Most suburbanites in Fairfax and Montgomery counties think rising traffic congestion is caused by the recent surge in suburban commercial and other nonresidential development. That's why they have been pressing for limits on growth.

In fact, it is the complaining suburban householders themselves who are a major cause of increased traffic. Why? Because they wish to live in places where the houses are spread over large tracts of land that can be served efficiently only by private automobiles. They also wish to enjoy a wide choice of combinations of where to live and where to work. And they like commuting by private car, usually alone, because of the greater convenience, luxury and privacy.

All of this has made rising traffic congestion inevitable, no matter how much or how little commercial development occurs. Look at increases in the U.S. vehicle population: From 1970 through 1985, the number of people in the United States rose about 37 million, or 18 percent. The number of cars and trucks in use rose 62 million, or 63 percent. Yet the number of miles of roads and streets rose by less than 5 percent.

Are any remedies possible?

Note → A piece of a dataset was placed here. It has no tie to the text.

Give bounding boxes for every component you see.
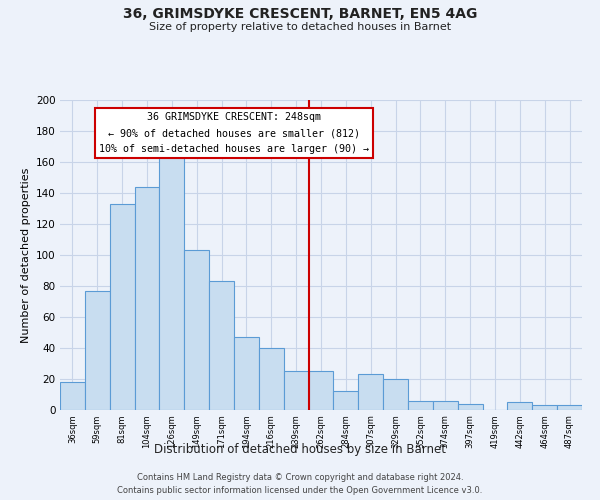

Some actions would reduce congestion for a few years, so they are certainly worth considering. They include building more roads, staggering work hours, encouraging van pools, creating more designated lanes for buses and high-occupancy vehicles and electronic traffic management. But if these steps increase highway capacity, even more people will use vehicles in the long run.

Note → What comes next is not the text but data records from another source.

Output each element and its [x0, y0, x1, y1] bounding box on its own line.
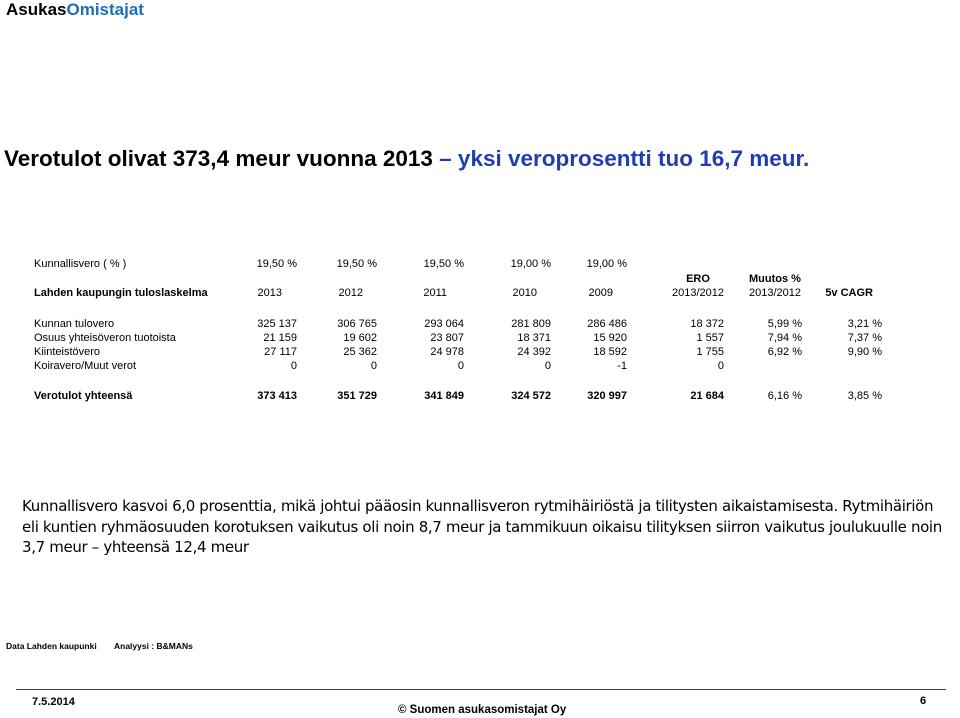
brand-part1: Asukas — [6, 0, 67, 19]
page-title: Verotulot olivat 373,4 meur vuonna 2013 … — [4, 146, 954, 172]
table-row-4-value-2013: 0 — [290, 360, 297, 372]
table-row-3-label: Kiinteistövero — [34, 346, 101, 358]
table-row-2-ero: 1 557 — [696, 332, 724, 344]
table-row-3-value-2010: 24 392 — [517, 346, 551, 358]
table-row-1-muutos: 5,99 % — [767, 318, 802, 330]
table-row-1-value-2013: 325 137 — [257, 318, 297, 330]
table-row-1-cagr: 3,21 % — [847, 318, 882, 330]
muutos-header: Muutos % — [749, 273, 801, 285]
table-row-3-value-2009: 18 592 — [593, 346, 627, 358]
table-row-1-value-2009: 286 486 — [587, 318, 627, 330]
table-total-row-value-2011: 341 849 — [424, 390, 464, 402]
table-row-4-value-2011: 0 — [457, 360, 464, 372]
ero-header: ERO — [686, 273, 710, 285]
year-2010: 2010 — [512, 287, 537, 299]
source-analysis-label: Analyysi : B&MANs — [114, 641, 193, 651]
table-row-2-value-2013: 21 159 — [263, 332, 297, 344]
table-row-4-label: Koiravero/Muut verot — [34, 360, 137, 372]
table-total-row-value-2010: 324 572 — [511, 390, 551, 402]
table-row-3-value-2012: 25 362 — [343, 346, 377, 358]
title-highlight: – yksi veroprosentti tuo 16,7 meur. — [439, 146, 810, 171]
commentary-paragraph: Kunnallisvero kasvoi 6,0 prosenttia, mik… — [22, 497, 942, 556]
year-2009: 2009 — [588, 287, 613, 299]
title-prefix: Verotulot olivat 373,4 meur vuonna 2013 — [4, 146, 440, 171]
tax-income-table: Kunnallisvero ( % ) 19,50 % 19,50 % 19,5… — [34, 258, 882, 402]
year-2013: 2013 — [257, 287, 282, 299]
table-row-1-value-2010: 281 809 — [511, 318, 551, 330]
table-total-row-value-2012: 351 729 — [337, 390, 377, 402]
table-total-row-label: Verotulot yhteensä — [34, 390, 133, 402]
table-row-2-value-2011: 23 807 — [430, 332, 464, 344]
tax-rate-2009: 19,00 % — [586, 258, 627, 270]
table-row-2-label: Osuus yhteisöveron tuotoista — [34, 332, 176, 344]
footer-divider — [16, 689, 946, 690]
table-row-2-value-2012: 19 602 — [343, 332, 377, 344]
tax-rate-2011: 19,50 % — [423, 258, 464, 270]
table-row-2-value-2009: 15 920 — [593, 332, 627, 344]
year-2012: 2012 — [338, 287, 363, 299]
brand-logo: AsukasOmistajat — [6, 0, 144, 20]
table-row-1-ero: 18 372 — [690, 318, 724, 330]
footer-date: 7.5.2014 — [32, 696, 75, 708]
table-row-4-value-2009: -1 — [617, 360, 627, 372]
muutos-subheader: 2013/2012 — [749, 287, 801, 299]
table-row-4-ero: 0 — [717, 360, 724, 372]
table-row-2-muutos: 7,94 % — [767, 332, 802, 344]
tax-rate-2012: 19,50 % — [336, 258, 377, 270]
table-row-4-value-2010: 0 — [544, 360, 551, 372]
brand-part2: Omistajat — [66, 0, 144, 19]
table-row-4-value-2012: 0 — [370, 360, 377, 372]
year-2011: 2011 — [423, 287, 447, 299]
tax-rate-2013: 19,50 % — [256, 258, 297, 270]
table-total-row-ero: 21 684 — [690, 390, 724, 402]
cagr-header: 5v CAGR — [825, 287, 873, 299]
footer-copyright: © Suomen asukasomistajat Oy — [398, 704, 567, 716]
table-row-3-cagr: 9,90 % — [847, 346, 882, 358]
source-data-label: Data Lahden kaupunki — [6, 641, 97, 651]
table-total-row-cagr: 3,85 % — [847, 390, 882, 402]
table-row-3-ero: 1 755 — [696, 346, 724, 358]
table-row-2-cagr: 7,37 % — [847, 332, 882, 344]
tax-rate-2010: 19,00 % — [510, 258, 551, 270]
table-row-1-value-2011: 293 064 — [424, 318, 464, 330]
table-total-row-muutos: 6,16 % — [767, 390, 802, 402]
table-header-label: Lahden kaupungin tuloslaskelma — [34, 287, 208, 299]
table-row-3-value-2013: 27 117 — [264, 346, 297, 358]
footer-page-number: 6 — [920, 695, 927, 707]
table-row-2-value-2010: 18 371 — [517, 332, 551, 344]
table-row-3-value-2011: 24 978 — [430, 346, 464, 358]
table-row-1-label: Kunnan tulovero — [34, 318, 115, 330]
table-row-3-muutos: 6,92 % — [767, 346, 802, 358]
table-total-row-value-2013: 373 413 — [257, 390, 297, 402]
tax-rate-label: Kunnallisvero ( % ) — [34, 258, 127, 270]
ero-subheader: 2013/2012 — [672, 287, 724, 299]
table-row-1-value-2012: 306 765 — [337, 318, 377, 330]
table-total-row-value-2009: 320 997 — [587, 390, 627, 402]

If all suburban commercial growth were prohibited, new jobs would locate either in the city or in other metropolitan areas. In the first case, suburban congestion would still get worse as long as the additional people chose to live in the suburbs.

In the second case, further economic growth in the metropolitan area would come to a halt. That would mean rising residential property taxes to pay for improvements in the schools, roads, etc. If suburbanites are not willing to pay that price, they must endure increasing traffic congestion.

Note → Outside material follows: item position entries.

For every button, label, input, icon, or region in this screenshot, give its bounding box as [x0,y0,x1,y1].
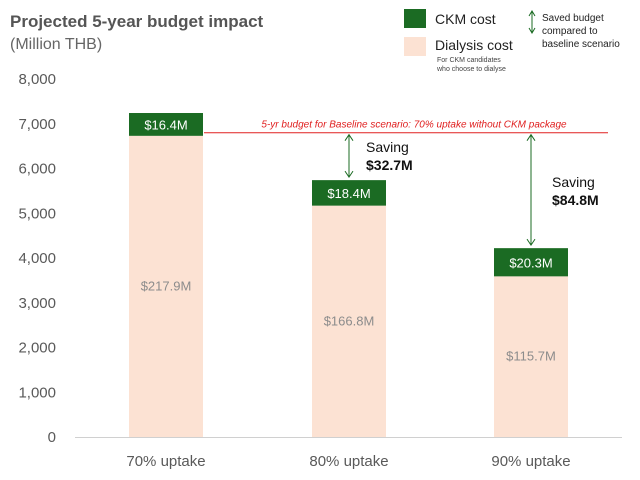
savings-annotations: Saving $32.7M Saving $84.8M [344,133,599,247]
legend-label-ckm: CKM cost [435,11,496,27]
legend-saved-line-3: baseline scenario [542,39,620,50]
bar-dialysis [312,205,386,437]
y-tick-label: 6,000 [18,161,56,178]
data-label-ckm: $16.4M [144,117,187,132]
legend-swatch-ckm [404,9,426,28]
baseline-group: 5-yr budget for Baseline scenario: 70% u… [204,120,608,134]
data-label-dialysis: $115.7M [506,349,556,364]
legend-label-dialysis: Dialysis cost [435,37,513,53]
saving-word: Saving [366,139,409,155]
x-category-label: 80% uptake [309,453,388,470]
bar-dialysis [129,135,203,437]
saving-arrow-head-up [526,133,536,141]
y-tick-label: 0 [48,429,56,446]
x-category-label: 90% uptake [491,453,570,470]
y-tick-label: 8,000 [18,71,56,88]
legend: CKM cost Dialysis cost For CKM candidates w… [404,9,620,73]
bar-ckm [312,180,386,206]
y-tick-label: 1,000 [18,384,56,401]
data-label-dialysis: $217.9M [141,278,192,293]
y-tick-label: 4,000 [18,250,56,267]
saving-value: $84.8M [552,192,599,208]
data-label-ckm: $18.4M [327,186,370,201]
legend-swatch-dialysis [404,37,426,56]
legend-note-line-2: who choose to dialyse [436,66,506,73]
y-tick-label: 5,000 [18,205,56,222]
bar-ckm [129,113,203,136]
x-category-label: 70% uptake [126,453,205,470]
chart-title: Projected 5-year budget impact [10,12,264,31]
saving-arrow-head-up [344,133,354,141]
y-tick-label: 2,000 [18,340,56,357]
saving-arrow-head-down [344,170,354,179]
saving-value: $32.7M [366,157,413,173]
legend-saved-arrow-down [528,27,536,34]
legend-note-line-1: For CKM candidates [437,57,501,64]
chart-subtitle: (Million THB) [10,36,103,53]
bar-dialysis [494,276,568,437]
saving-arrow-head-down [526,238,536,247]
bar-ckm [494,248,568,277]
saving-word: Saving [552,174,595,190]
data-label-ckm: $20.3M [509,255,552,270]
y-tick-label: 7,000 [18,116,56,133]
data-label-dialysis: $166.8M [324,313,375,328]
x-axis: 70% uptake 80% uptake 90% uptake [75,437,622,470]
baseline-label: 5-yr budget for Baseline scenario: 70% u… [261,120,567,131]
legend-saved-line-1: Saved budget [542,13,604,24]
legend-saved-arrow-up [528,10,536,17]
y-tick-label: 3,000 [18,295,56,312]
y-axis: 0 1,000 2,000 3,000 4,000 5,000 6,000 7,000 8,00… [18,71,56,446]
bars: $217.9M $16.4M $166.8M $18.4M $115.7M $20.3M [129,113,568,437]
legend-saved-line-2: compared to [542,26,598,37]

True, stringently limiting future commercial and residential growth would slow the rate at which congestion worsened. The situation could be improved for a while. But rising congestion cannot be ended altogether if we have more metropolitan area jobs plus continued pursuit of the patterns already cited.

Eventually, people will react to congestion by living closer to where they work. They won't live closer-in because that would mean higher residential densities, which residents oppose. Rather, existing and new jobs will move farther out, toward the places where people live and beyond. The long-run result will be even more sprawl than we have now. There will also be some staggering of work hours, and more people will work at home part of the time and commute during nonpeak periods.

Meanwhile, perhaps the remedy is learning to enjoy traffic congestion. Get yourself a comfortable air-conditioned car with a stereo radio, a tape deck and a telephone, and commute daily with someone you are attracted to!

-- Anthony Downs is an economist with the Brookings Institution. This is adapted from remarks last month to the Greater Washington Research Center.